What is especially weird about the phrase is that arbiter means an impartial judge, not an interested party. When a man is on trial for a capital crime, his fate is decided by a judge and jury with no stake in the outcome. The process would be corrupted if the judge or any juror went into the trial hoping to profit by his death.

And of course even the most brutal murderer is entitled to legal representation. His claims and interests, as well as those of his victim, are taken fully into account. If he is sentenced to death, it is only after a thorough (and usually lengthy) process, usually including reviews of his case by other courts. No single person decides his fate.

The child who is sentenced to die by abortion enjoys no such protections. Far from being determined by an impartial “arbiter,” its fate is decided by the party who has a material interest in its death: its mother. If she and an abortionist can agree on a price, the child is doomed. Then its body and organs may be sold to laboratories — an indignity that even executed criminals are spared.

So every legal safeguard extended to the accused murderer is denied to the innocent child. Its life is at the mercy of one person’s will. Nobody speaks for it; its interests are unrepresented. No neutral party has a share in the decision. Arbiter is about the most inappropriate word one could choose to describe the woman who decides to have it killed.

In real life, the woman rarely makes the decision in a vacuum. The women who file into abortion clinics are rarely mature, independent women asserting their sovereignty over their own bodies; more often they are just losers in the cruel game of love — immature girls who are bullied into getting abortions by boyfriends who refuse to support their own children. Young women are often dominated by men who are a few years older and physically much stronger, with more force of personality than they have. So they often abort in deference to the insistence of men, who may abandon them or threaten to do so.
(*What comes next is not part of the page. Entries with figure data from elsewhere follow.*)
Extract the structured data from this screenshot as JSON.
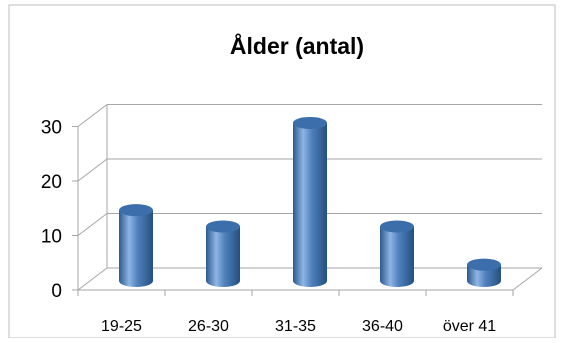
{
  "chart_data": {
    "type": "bar",
    "title": "Ålder (antal)",
    "categories": [
      "19-25",
      "26-30",
      "31-35",
      "36-40",
      "över 41"
    ],
    "values": [
      13,
      10,
      29,
      10,
      3
    ],
    "ylim": [
      0,
      30
    ],
    "yticks": [
      0,
      10,
      20,
      30
    ],
    "grid": true,
    "legend": "none",
    "style": "3d-cylinder",
    "colors": {
      "bar": "#4f81bd",
      "bar_dark": "#2c5a8f",
      "bar_light": "#8fb5e3",
      "bar_top": "#3b6eaa",
      "grid": "#a6a6a6",
      "frame": "#bfbfbf",
      "text": "#000000"
    }
  }
}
But one of the unintended consequences of Roe v. Wade has been to empower such males. After all, if a woman can’t be forced to bear an unwanted child, why should any man be forced to support one? If the mother has the sole legal authority to say whether the child is brought to term, why, by the heartless logic of Roe, should she be allowed to impose responsibility on the father? What’s sauce for the goose ...

“If you want it,” he can say, “you support it. I’m sure as hell not going to!” Young pregnant women must often hear these words, which make a mockery of their supposed “independence.” Legal abortion, by making children disposable, has relieved men of their former duty to protect their own flesh and blood.
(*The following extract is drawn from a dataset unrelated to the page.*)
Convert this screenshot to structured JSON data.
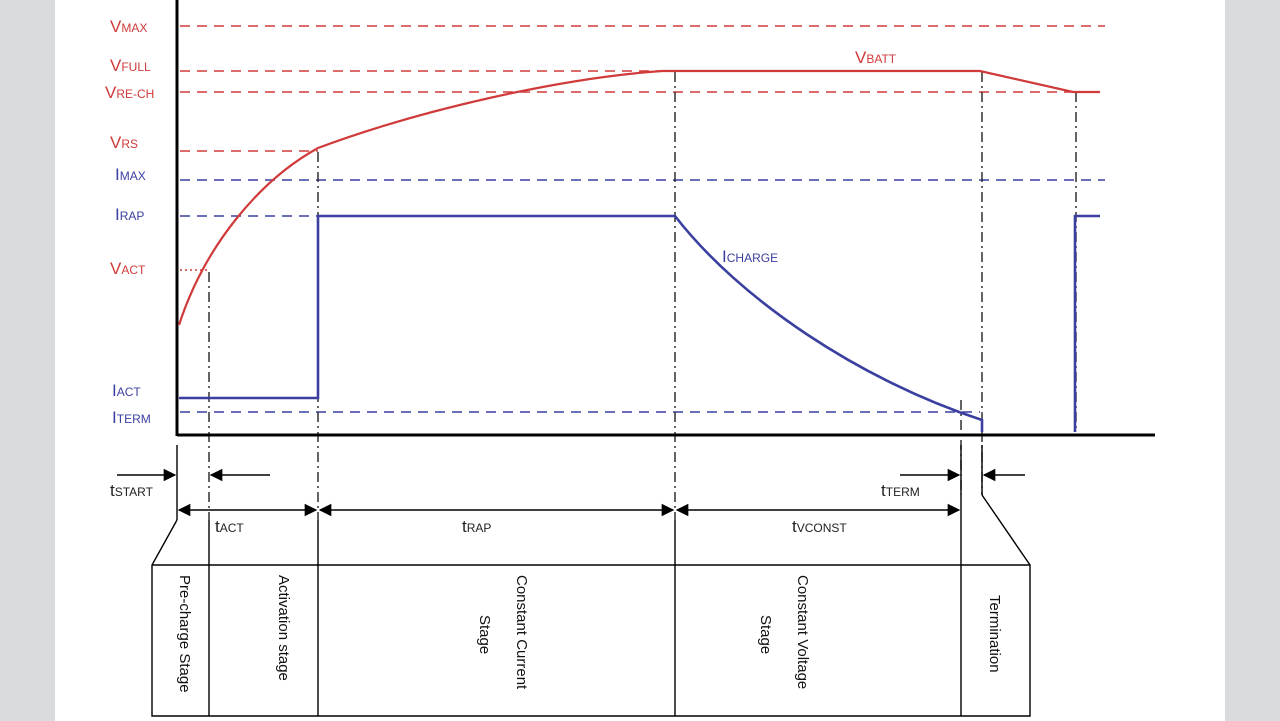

So the real “arbiter” of the child’s life may not be the mother, but the father. And the abortion may be more in his interest than hers. The law may not recognize his interest any more than it recognizes the child’s, but he is far from helpless to apply crushing pressure on a pregnant young woman.

How many women would choose abortion if the father were eager to support and raise the child? Rather few, I suppose. But few have the strength to choose the child over the father who doesn’t want it. The Supreme Court has created a bitter dilemma for many of the women it thought it was helping.